Supreme Court Justice Richard Bosson will retire form the state’s high court later this year, he announced on Friday morning.
The announcement came through a press release from the Administrative Office of the Courts and announced that he will be retiring at the end of October.
Bosson is one of five Supreme Court justices and has served since 2002. He was Chief Justice for two years, from 2005 to 2006. Before his time on the state Supreme Court, he was a judge on the state Court of Appeals.
“After 21 years on the appellate courts, it’s time to leave and allow younger blood into the judiciary,” Bosson said in a statement. “I have enjoyed my tenure immensely and feel very humbled by the opportunity to have served the citizens of New Mexico.”
He said he would give a formal notice of his retirement later this year. At that time, Gov. Susana Martinez will be able to choose a replacement.
Bosson was a member of the Legal Aid Society of Albuquerque and helped found the Mexican American Legal Defense and Education Fund, more commonly known as MALDEF, in Albuquerque in 1970. Bosson later worked in the office of the state Attorney General in the Consumer Protection Division and was the Director of the Civil Division from 1976-1978.
Bosson was elected the the state Supreme Court in 2002.
Unlike United States Supreme Court justices, New Mexico Supreme Court justices do not serve for life, instead they serve for eight-year terms after which they are up for election.

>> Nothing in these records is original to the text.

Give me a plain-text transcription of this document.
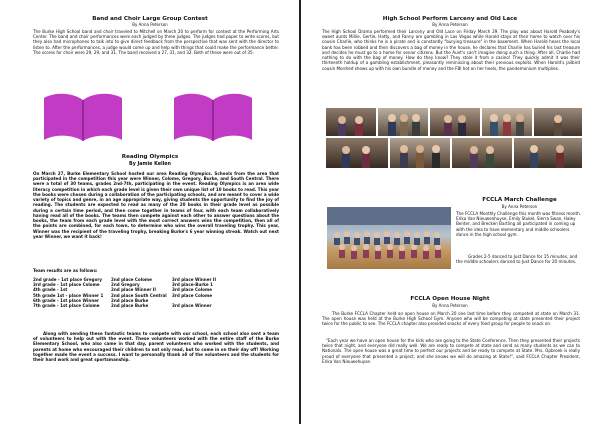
Band and Choir Large Group Contest
By Anna Peterson
The Burke High School band and choir traveled to Mitchell on March 20 to perform for contest at the Performing Arts Center. The band and choir performances were each judged by three judges. The judges had paper to write scores, but they also had microphones to talk into to give direct feedback from the perspective that was sent with the director to listen to. After the performances, a judge would come up and help with things that could make the performance better. The scores for choir were 29, 29, and 31. The band received a 27, 31, and 32. Both of these were out of 35.
Reading Olympics
By Jamie Kellen
On March 27, Burke Elementary School hosted our area Reading Olympics. Schools from the area that participated in the competition this year were Winner, Colome, Gregory, Burke, and South Central. There were a total of 30 teams, grades 2nd-7th, participating in the event. Reading Olympics is an area wide literacy competition in which each grade level is given their own unique list of 10 books to read. This year the books were chosen during a collaboration of the participating schools, and are meant to cover a wide variety of topics and genre, in an age appropriate way, giving students the opportunity to find the joy of reading. The students are expected to read as many of the 20 books in their grade level as possible during a certain time period, and then come together in teams of four, with each team collaboratively having read all of the books. The teams then compete against each other to answer questions about the books, the team from each grade level with the most correct answers wins the competition, then all of the points are combined, for each town, to determine who wins the overall traveling trophy. This year, Winner was the recipient of the traveling trophy, breaking Burke's 6 year winning streak. Watch out next year Winner, we want it back!
Team results are as follows:
2nd grade - 1st place Gregory	2nd place Colome	3rd place Winner II
3rd grade - 1st place Colome	2nd Gregory	3rd place-Burke 1
4th grade - 1st	2nd place Winner II	3rd place Colome
5th grade 1st - place Winner 1	2nd place South Central	3rd place Colome
6th grade - 1st place Winner	2nd place Burke
7th grade - 1st place Colome	2nd place Burke	3rd place Winner
Along with sending these fantastic teams to compete with our school, each school also sent a team of volunteers to help out with the event. These volunteers worked with the entire staff of the Burke Elementary School, who also came in that day, parent volunteers who worked with the students, and parents at home who encouraged their children to not only read, but to come in on their day off! Working together made the event a success. I want to personally thank all of the volunteers and the students for their hard work and great sportsmanship.
High School Perform Larceny and Old Lace
By Anna Peterson
The High School Drama performed their Larceny and Old Lace on Friday March 29. The play was about Harold Peabody's sweet aunts Millie, Gertie, Hatty, and Fanny are gambling in Las Vegas while Harold stays at their home to watch over his cousin Charlie, who thinks he is a pirate and is constantly "burying treasure" in the basement. When Harold hears the local bank has been robbed and then discovers a bag of money in the house, he declares that Charlie has buried his last treasure and decides he must go to a home for senior citizens. But the Aunt's can't imagine doing such a thing. After all, Charlie had nothing to do with the bag of money. How do they know? They stole it from a casino! They quickly admit it was their thirteenth holdup of a gambling establishment, pleasantly reminiscing about their previous exploits. When Harold's jailbird cousin Mordred shows up with his own bundle of money and the FBI hot on her heels, the pandemonium multiplies.
FCCLA March Challenge
By Anna Peterson
The FCCLA Monthly Challenge this month was fitness month. Erika Van Nieuwenhuyse, Emily Stukel, Sierra Swan, Haley Benter, and Brecken Bartling all participated in coming up with the idea to have elementary and middle schoolers dance in the high school gym.
Grades 2-5 danced to Just Dance for 15 minutes, and the middle schoolers danced to Just Dance for 20 minutes.
FCCLA Open House Night
By Anna Peterson
The Burke FCCLA Chapter held an open house on March 20 one last time before they competed at state on March 31. The open house was held at the Burke High School Gym. Anyone who will be competing at state presented their project twice for the public to see. The FCCLA chapter also provided snacks of every food group for people to snack on.
"Each year we have an open house for the kids who are going to the State Conference. Then they presented their projects twice that night, and everyone did really well. We are ready to compete at state and send as many students as we can to Nationals. The open house was a great time to perfect our projects and be ready to compete at State. Mrs. Opbroek is really proud of everyone that presented a project, and she knows we will do amazing at State!", said FCCLA Chapter President, Erika Van Nieuwehuyse.
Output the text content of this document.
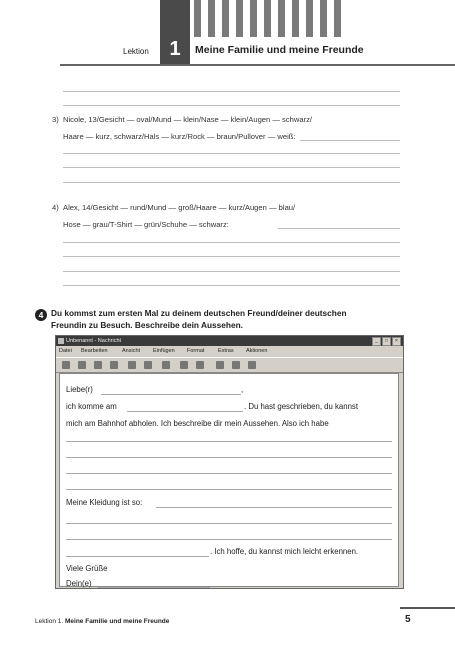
Lektion	1	Meine Familie und meine Freunde
3) Nicole, 13/Gesicht — oval/Mund — klein/Nase — klein/Augen — schwarz/
Haare — kurz, schwarz/Hals — kurz/Rock — braun/Pullover — weiß:
4) Alex, 14/Gesicht — rund/Mund — groß/Haare — kurz/Augen — blau/
Hose — grau/T-Shirt — grün/Schuhe — schwarz:
4 Du kommst zum ersten Mal zu deinem deutschen Freund/deiner deutschen
Freundin zu Besuch. Beschreibe dein Aussehen.
Unbenannt - Nachricht	_	□	×
Datei Bearbeiten	Ansicht Einfügen Format Extras Aktionen
Liebe(r)	,
ich komme am	. Du hast geschrieben, du kannst
mich am Bahnhof abholen. Ich beschreibe dir mein Aussehen. Also ich habe
Meine Kleidung ist so:
. Ich hoffe, du kannst mich leicht erkennen.
Viele Grüße
Dein(e)
Lektion 1. Meine Familie und meine Freunde	5
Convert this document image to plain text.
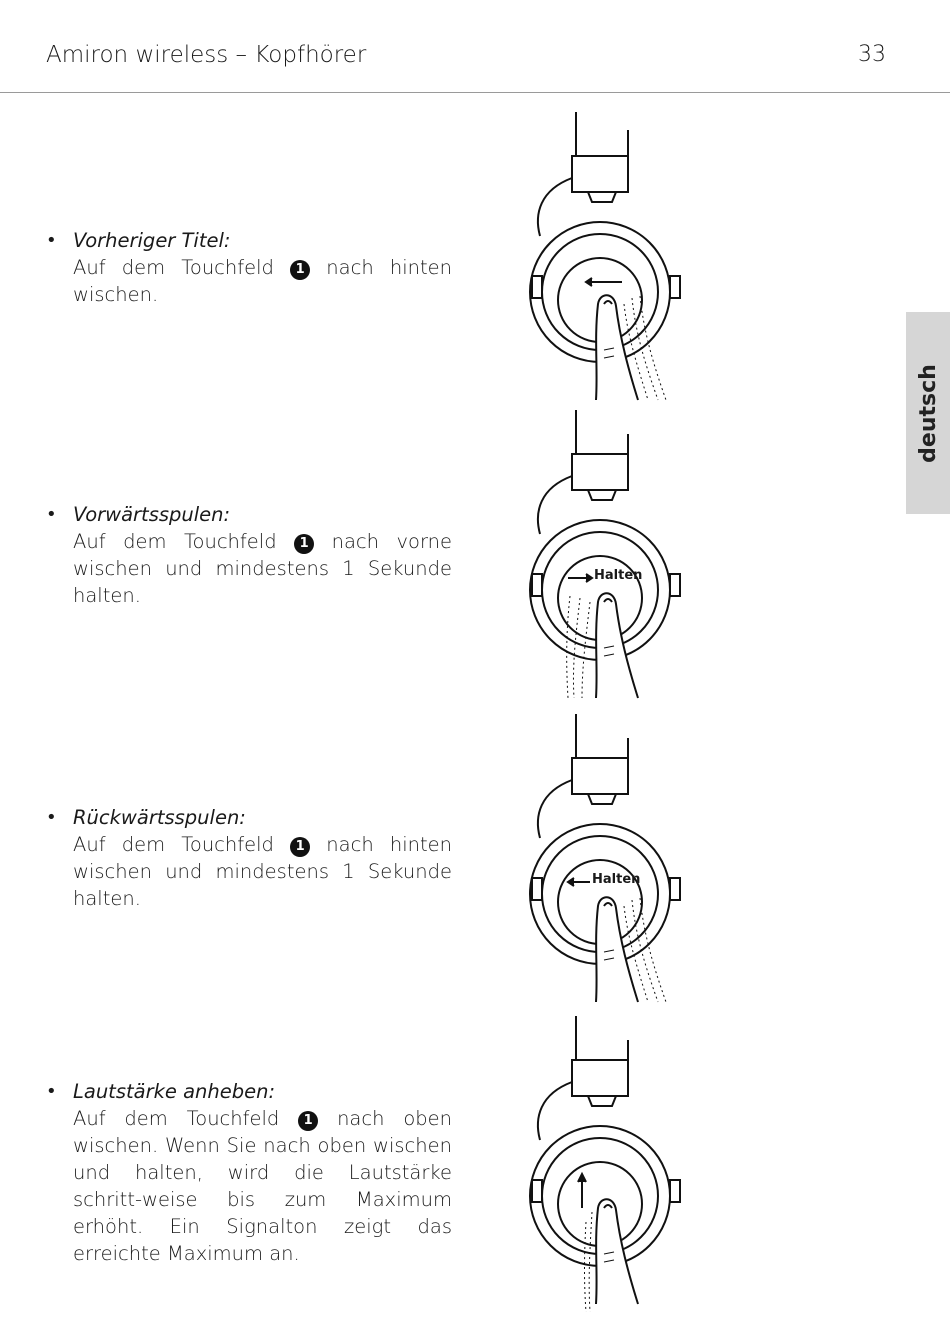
Amiron wireless – Kopfhörer	33
deutsch
• Vorheriger Titel:
Auf dem Touchfeld 1 nach hinten wischen.
• Vorwärtsspulen:
Auf dem Touchfeld 1 nach vorne wischen und mindestens 1 Sekunde halten.
• Rückwärtsspulen:
Auf dem Touchfeld 1 nach hinten wischen und mindestens 1 Sekunde halten.
• Lautstärke anheben:
Auf dem Touchfeld 1 nach oben wischen. Wenn Sie nach oben wischen und halten, wird die Lautstärke schritt-weise bis zum Maximum erhöht. Ein Signalton zeigt das erreichte Maximum an.
Halten
Halten
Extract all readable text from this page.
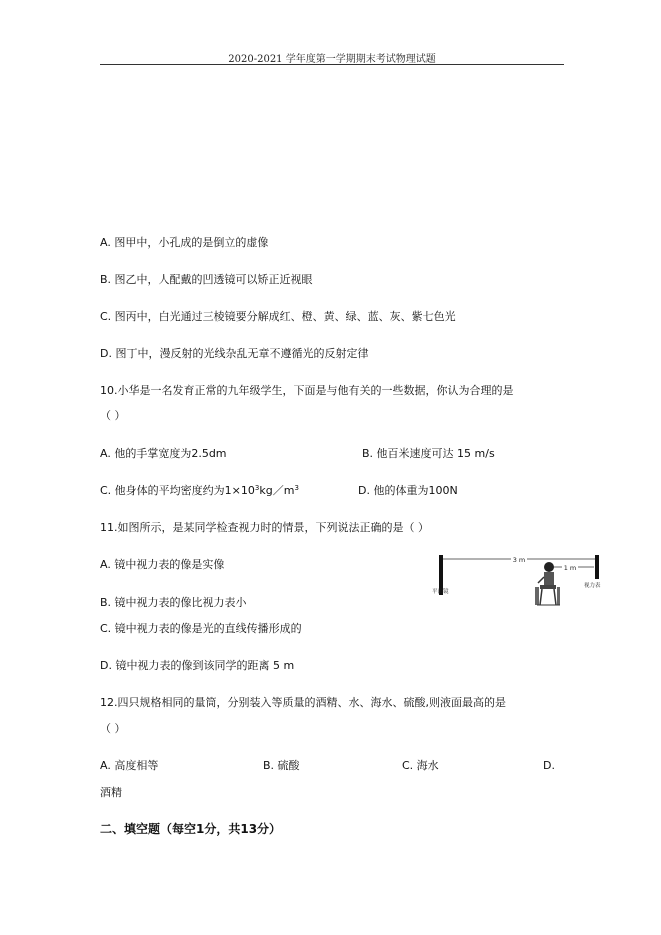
2020-2021 学年度第一学期期末考试物理试题
A. 图甲中，小孔成的是倒立的虚像
B. 图乙中，人配戴的凹透镜可以矫正近视眼
C. 图丙中，白光通过三棱镜要分解成红、橙、黄、绿、蓝、灰、紫七色光
D. 图丁中，漫反射的光线杂乱无章不遵循光的反射定律
10.小华是一名发育正常的九年级学生，下面是与他有关的一些数据，你认为合理的是
（ ）
A. 他的手掌宽度为2.5dm	B. 他百米速度可达 15 m/s
C. 他身体的平均密度约为$1\times 10^3kg/m^3$	D. 他的体重为100N
11.如图所示，是某同学检查视力时的情景，下列说法正确的是（ ）
A. 镜中视力表的像是实像
B. 镜中视力表的像比视力表小
C. 镜中视力表的像是光的直线传播形成的
D. 镜中视力表的像到该同学的距离 5 m
3 m
1 m
平面镜
视力表
12.四只规格相同的量筒，分别装入等质量的酒精、水、海水、硫酸,则液面最高的是
（ ）
A. 高度相等	B. 硫酸	C. 海水	D.
酒精
二、填空题（每空1分，共13分）
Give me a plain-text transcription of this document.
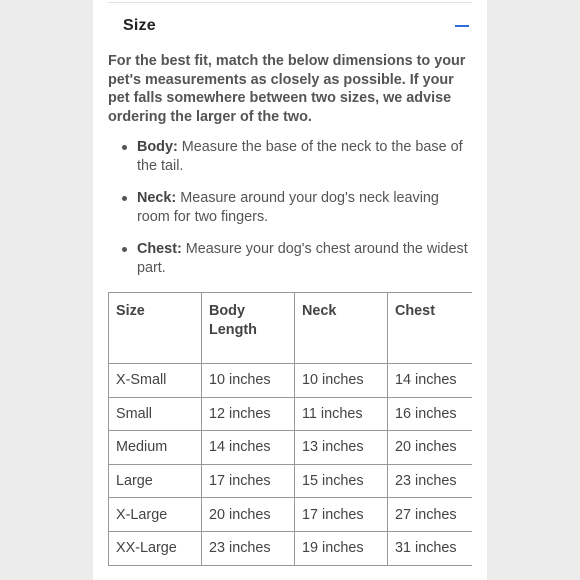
Size

For the best fit, match the below dimensions to your pet's measurements as closely as possible. If your pet falls somewhere between two sizes, we advise ordering the larger of the two.

Body: Measure the base of the neck to the base of the tail.
Neck: Measure around your dog's neck leaving room for two fingers.
Chest: Measure your dog's chest around the widest part.
Size	Body Length	Neck	Chest
X-Small	10 inches	10 inches	14 inches
Small	12 inches	11 inches	16 inches
Medium	14 inches	13 inches	20 inches
Large	17 inches	15 inches	23 inches
X-Large	20 inches	17 inches	27 inches
XX-Large	23 inches	19 inches	31 inches
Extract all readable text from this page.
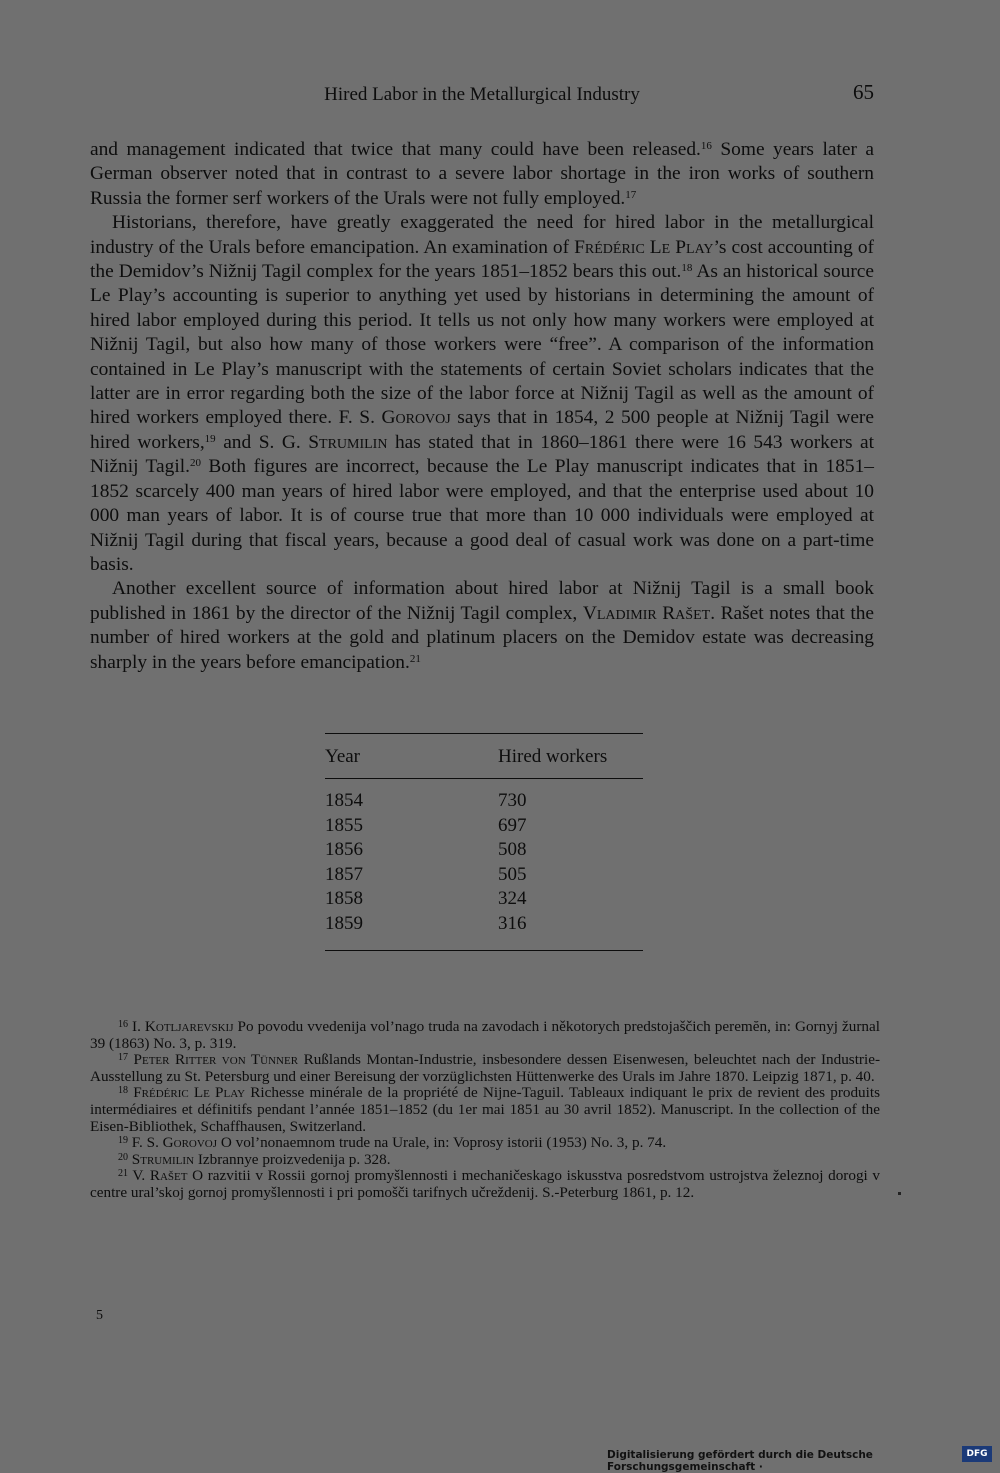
Hired Labor in the Metallurgical Industry	65

and management indicated that twice that many could have been released.$^{16}$ Some years later a German observer noted that in contrast to a severe labor shortage in the iron works of southern Russia the former serf workers of the Urals were not fully employed.$^{17}$

Historians, therefore, have greatly exaggerated the need for hired labor in the metallurgical industry of the Urals before emancipation. An examination of Frédéric Le Play’s cost accounting of the Demidov’s Nižnij Tagil complex for the years 1851–1852 bears this out.$^{18}$ As an historical source Le Play’s accounting is superior to anything yet used by historians in determining the amount of hired labor employed during this period. It tells us not only how many workers were employed at Nižnij Tagil, but also how many of those workers were “free”. A comparison of the information contained in Le Play’s manuscript with the statements of certain Soviet scholars indicates that the latter are in error regarding both the size of the labor force at Nižnij Tagil as well as the amount of hired workers employed there. F. S. Gorovoj says that in 1854, 2 500 people at Nižnij Tagil were hired workers,$^{19}$ and S. G. Strumilin has stated that in 1860–1861 there were 16 543 workers at Nižnij Tagil.$^{20}$ Both figures are incorrect, because the Le Play manuscript indicates that in 1851–1852 scarcely 400 man years of hired labor were employed, and that the enterprise used about 10 000 man years of labor. It is of course true that more than 10 000 individuals were employed at Nižnij Tagil during that fiscal years, because a good deal of casual work was done on a part-time basis.

Another excellent source of information about hired labor at Nižnij Tagil is a small book published in 1861 by the director of the Nižnij Tagil complex, Vladimir Rašet. Rašet notes that the number of hired workers at the gold and platinum placers on the Demidov estate was decreasing sharply in the years before emancipation.$^{21}$

Year	Hired workers
1854	730
1855	697
1856	508
1857	505
1858	324
1859	316

$^{16}$ I. Kotljarevskij Po povodu vvedenija vol’nago truda na zavodach i někotorych predstojaščich peremĕn, in: Gornyj žurnal 39 (1863) No. 3, p. 319.

$^{17}$ Peter Ritter von Tünner Rußlands Montan-Industrie, insbesondere dessen Eisenwesen, beleuchtet nach der Industrie-Ausstellung zu St. Petersburg und einer Bereisung der vorzüglichsten Hüttenwerke des Urals im Jahre 1870. Leipzig 1871, p. 40.

$^{18}$ Frédéric Le Play Richesse minérale de la propriété de Nijne-Taguil. Tableaux indiquant le prix de revient des produits intermédiaires et définitifs pendant l’année 1851–1852 (du 1er mai 1851 au 30 avril 1852). Manuscript. In the collection of the Eisen-Bibliothek, Schaffhausen, Switzerland.

$^{19}$ F. S. Gorovoj O vol’nonaemnom trude na Urale, in: Voprosy istorii (1953) No. 3, p. 74.

$^{20}$ Strumilin Izbrannye proizvedenija p. 328.

$^{21}$ V. Rašet O razvitii v Rossii gornoj promyšlennosti i mechaničeskago iskusstva posredstvom ustrojstva železnoj dorogi v centre ural’skoj gornoj promyšlennosti i pri pomošči tarifnych učreždenij. S.-Peterburg 1861, p. 12.

5
Digitalisierung gefördert durch die Deutsche Forschungsgemeinschaft ·
DFG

This will be the second vacancy that Martinez will be able to fill. In 2012, Patricio Serna retired and Martinez appointed Paul Kennedy to sit on the high court, the second time Kennedy had been appointed (Gary Johnson previously appointed Kennedy).
After the Judicial Nominating Commission provides Martinez with choices to replace Bosson, she will make the appointment. Then there will be an election in 2016 to fill the remainder of the term, with the appointee participating in a partisan election.
Kennedy attempted to retain his spot in 2012, but lost to Barbara J. Vigil. Currently, all five members of the state Supreme Court are Democrats.
Correction: This story originally said the Judicial Standards Commission provides nominees to Martinez; it is the Judicial Nomination Commission. Also, clarified the election process for the new Supreme Court justice.